The Database overview is shown in Figure 2. The main page of the database contains a pull down menu containing the names of all the 85 species. Once a selection is made for a species the page is updated with the list of all the available strains belonging to the selected species. One can select two or more of the enlisted strains to query for PSSRs found in those selected set of strains. A separate option is provided to query for PSSRs found in the coding regions and the non-coding regions. A query leads to a page which gives the number of PSSRs found in the selected species. The numbers are clickable links and when clicked display pages containing the detailed information pertaining to the corresponding PSSRs. The displayed information includes the sequence of the repeat motif, its genomic location and the details of the regions harboring that repeat motif. In this page, hyperlinks are also provided to each of the listed PSSRs to design primers using PRIMER3 (14). The coding regions harboring or flanking the PSSRs are also hyperlinked to their respective annotations available at NCBI site (http://www.ncbi.nlm.nih.gov/).
As mentioned earlier, PSSRs stored in PSSRdb have been identified species-wise and these correspond to those SSRs which show length variation among different strains and isolates available for each of the 85 species.
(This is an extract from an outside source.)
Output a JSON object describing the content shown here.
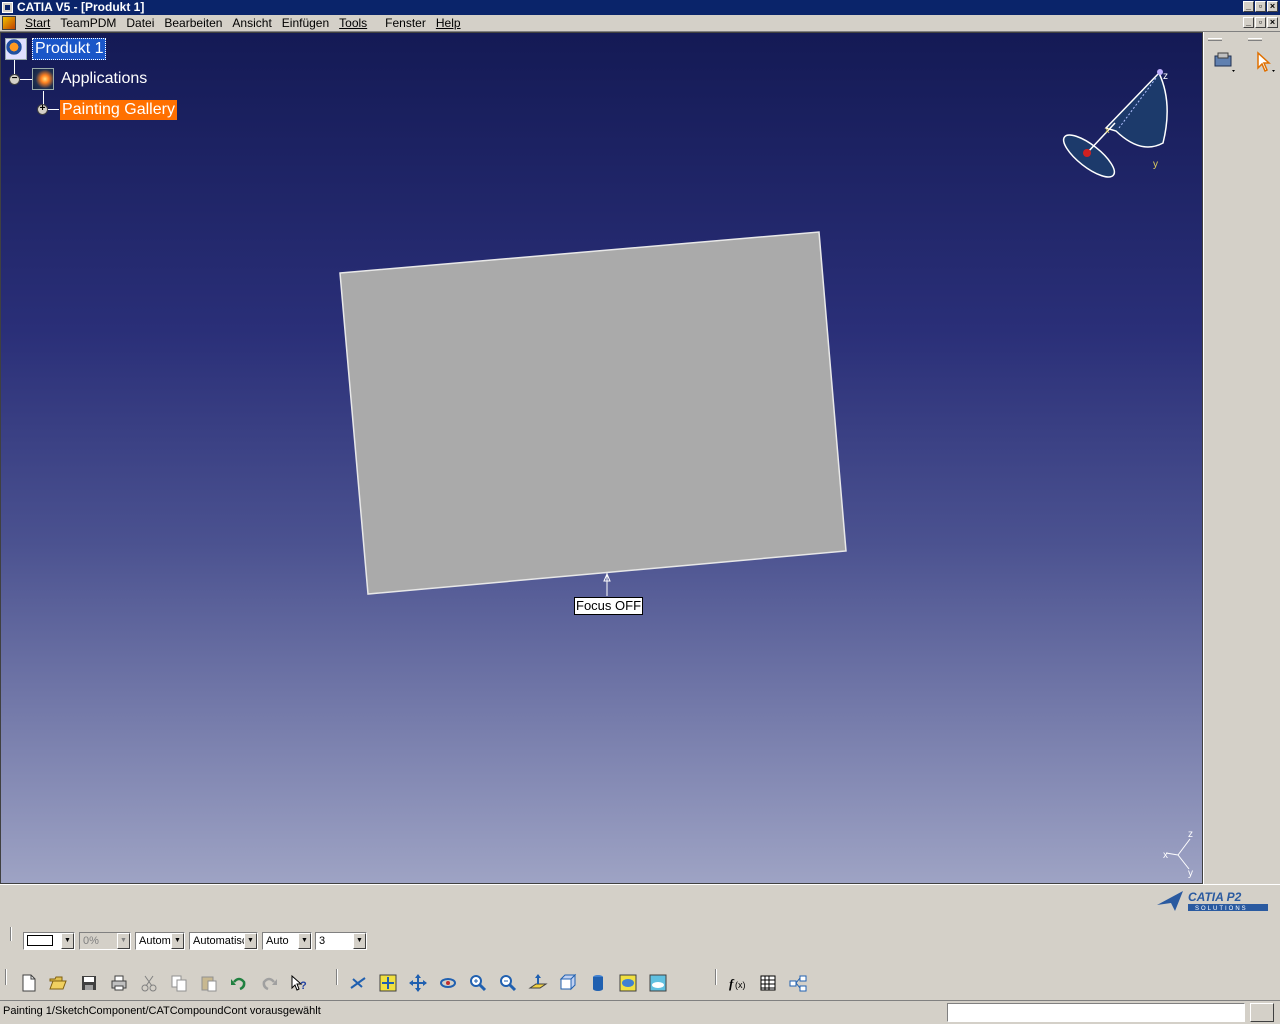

In this respect, we would like to sound a word of caution. Although all the prokaryotic genomes have >10× coverage, some sequencing or assembly mistakes cannot be completely ruled out. Some of SSRs may get qualified as PSSRs as a consequence of sequencing errors or due to mistakes committed during assembly of genome sequences. It is very difficult to identify such artifacts. Nonetheless, we believe the data represented in PSSRdb makes a good starting point for further exploratory investigations on SSR polymorphism in prokaryotes.
The identification of PSSRs in a species has a very good advantage. Depending upon the region of occurrence it could have different potential application. The strain specific PSSR (SSR length varies only in one strain) could be used for the identification of that strain and is of importance in making diagnostic kits. The genes harboring PSSRs form good candidates to study the functional role of genes in pathogenesis and virulence.
A hyper link will be provided to query for the multiple sequence alignment of the PSSRs along with their flanking regions.So that user can select the number of base pairs from upstream and downstream sequence and will do the multiple sequence alignment on fly. The database will be regularly updated as and when whole genome sequences of new prokaryotes become available.
The work as well as the publication costs were supported by the Core fund of Centre for DNA Fingerprinting and Diagnostics (CDFD).
Conflict of interest statement. None declared.
P.K. acknowledges Senior Research Fellowship (SRF) from Council of Scientific and Industrial Research (CSIR), India.